Arecent resolution out of the Diocese of Washington has advocated genderless talk about God. This is not a new thought (though its association with gender neutrality is). In the wake of strong criticism, the bishop has replied that this resolution should be taken not politically but theologically. To honor this distinction, I offer the following theses.
1. God is not a creature, and hence is not male or female. God is beyond our knowing, and were we left to our own devices we could only project our notions upon him.
2. But God has revealed himself to us in Scripture and pre-eminently in Jesus Christ. In this light we can rightly understand how creation too reveals his glory.
3. Naming is different from describing. Jesus calls God “Abba,” and he is addressed as “my beloved Son.”
4. The official liturgies of the Church derive from this revelation and must make sure they address the true God truly.
5. As a result we are commanded directly by the risen Jesus to baptize in the name of the “Father and the Son and of the Holy Spirit.”
6. In the relation thereby restored, we are given the space to describe God in many ways. Jesus described himself as a hen gathering her brood.
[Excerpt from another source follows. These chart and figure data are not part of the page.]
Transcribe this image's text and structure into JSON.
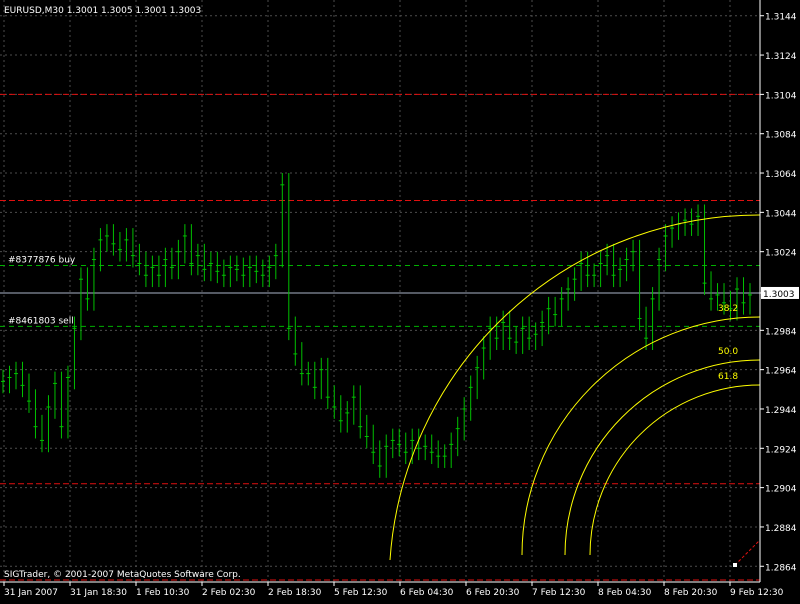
{
  "window": {
    "header": "EURUSD,M30  1.3001 1.3005 1.3001 1.3003",
    "copyright": "SIGTrader, © 2001-2007 MetaQuotes Software Corp."
  },
  "colors": {
    "background": "#000000",
    "grid": "#4d4d4d",
    "candle": "#00c000",
    "axis": "#ffffff",
    "bid_line": "#aab4c8",
    "order_line": "#00b000",
    "level_line": "#e01010",
    "fibo": "#ffff00"
  },
  "chart_data": {
    "type": "line",
    "symbol": "EURUSD",
    "timeframe": "M30",
    "ohlc_header": {
      "open": 1.3001,
      "high": 1.3005,
      "low": 1.3001,
      "close": 1.3003
    },
    "ylim": [
      1.2856,
      1.3152
    ],
    "y_ticks": [
      "1.3144",
      "1.3124",
      "1.3104",
      "1.3084",
      "1.3064",
      "1.3044",
      "1.3024",
      "1.3003",
      "1.2984",
      "1.2964",
      "1.2944",
      "1.2924",
      "1.2904",
      "1.2884",
      "1.2864"
    ],
    "x_ticks": [
      "31 Jan 2007",
      "31 Jan 18:30",
      "1 Feb 10:30",
      "2 Feb 02:30",
      "2 Feb 18:30",
      "5 Feb 12:30",
      "6 Feb 04:30",
      "6 Feb 20:30",
      "7 Feb 12:30",
      "8 Feb 04:30",
      "8 Feb 20:30",
      "9 Feb 12:30"
    ],
    "current_price": "1.3003",
    "orders": [
      {
        "label": "#8377876 buy",
        "price": 1.3017
      },
      {
        "label": "#8461803 sell",
        "price": 1.2986
      }
    ],
    "red_levels": [
      1.3104,
      1.305,
      1.2906,
      1.2857
    ],
    "fibonacci_arcs": [
      "61.8",
      "50.0",
      "38.2"
    ],
    "series": [
      {
        "values": [
          1.2958,
          1.296,
          1.2962,
          1.2956,
          1.2948,
          1.2935,
          1.2928,
          1.2945,
          1.2957,
          1.2935,
          1.296,
          1.2985,
          1.301,
          1.3,
          1.302,
          1.303,
          1.3032,
          1.3028,
          1.3025,
          1.303,
          1.3022,
          1.3018,
          1.3012,
          1.3016,
          1.3012,
          1.302,
          1.3016,
          1.3024,
          1.3032,
          1.3018,
          1.3022,
          1.3015,
          1.3018,
          1.3014,
          1.3012,
          1.3016,
          1.3015,
          1.3012,
          1.3016,
          1.3014,
          1.3012,
          1.3016,
          1.3022,
          1.3058,
          1.2985,
          1.2972,
          1.2962,
          1.2962,
          1.2955,
          1.2964,
          1.295,
          1.2945,
          1.2938,
          1.2942,
          1.295,
          1.2935,
          1.293,
          1.2922,
          1.2915,
          1.2925,
          1.2928,
          1.2926,
          1.2922,
          1.2928,
          1.2924,
          1.2925,
          1.2922,
          1.292,
          1.292,
          1.2926,
          1.2934,
          1.2944,
          1.2955,
          1.2965,
          1.2975,
          1.2985,
          1.298,
          1.2988,
          1.298,
          1.2978,
          1.2985,
          1.298,
          1.2982,
          1.2988,
          1.2995,
          1.2992,
          1.3,
          1.3005,
          1.301,
          1.3018,
          1.3012,
          1.3012,
          1.3018,
          1.3022,
          1.3012,
          1.3015,
          1.302,
          1.3024,
          1.299,
          1.298,
          1.3,
          1.302,
          1.3032,
          1.3036,
          1.3038,
          1.304,
          1.3038,
          1.3042,
          1.3008,
          1.3,
          1.3002,
          1.2998,
          1.2995,
          1.3005,
          1.2998,
          1.3002
        ]
      }
    ]
  }
}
The proper places for such descriptions include private prayers, poems, songs, and even sermons.
7. The question of how we address one another is a different one, dependent on custom, language, and usage. It should be debated separately.
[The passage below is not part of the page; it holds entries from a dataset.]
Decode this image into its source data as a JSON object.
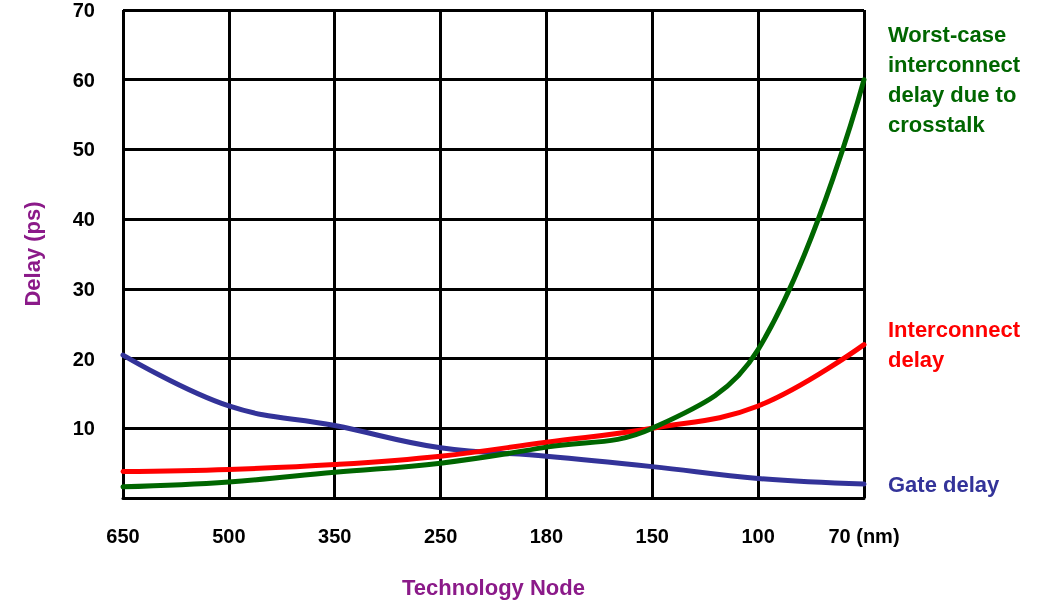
{
  "chart_data": {
    "type": "line",
    "xlabel": "Technology Node",
    "ylabel": "Delay (ps)",
    "categories": [
      "650",
      "500",
      "350",
      "250",
      "180",
      "150",
      "100",
      "70 (nm)"
    ],
    "series": [
      {
        "name": "Gate delay",
        "color": "#333399",
        "values": [
          20.5,
          13.2,
          10.4,
          7.2,
          6,
          4.5,
          2.8,
          2
        ]
      },
      {
        "name": "Interconnect delay",
        "color": "#ff0000",
        "values": [
          3.8,
          4.1,
          4.8,
          6,
          8,
          10,
          13.2,
          22
        ]
      },
      {
        "name": "Worst-case interconnect delay due to crosstalk",
        "color": "#006600",
        "values": [
          1.6,
          2.3,
          3.7,
          5,
          7.3,
          10,
          21.3,
          60
        ]
      }
    ],
    "ylim": [
      0,
      70
    ],
    "yticks": [
      10,
      20,
      30,
      40,
      50,
      60,
      70
    ],
    "grid": true,
    "marker": "none",
    "line_style": "solid"
  }
}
8. The use of he for God is a linguistic accommodation to the Incarnation within the grammatical structures of English. It makes no metaphysical claim.
9. Male and female God created us. But these roles have been the subjects of great historical and cultural change, and are an appropriate topic of discussion.
10. For these reasons God should be addressed without exception or change in an orthodox manner in the worship of our Church, to his praise and glory.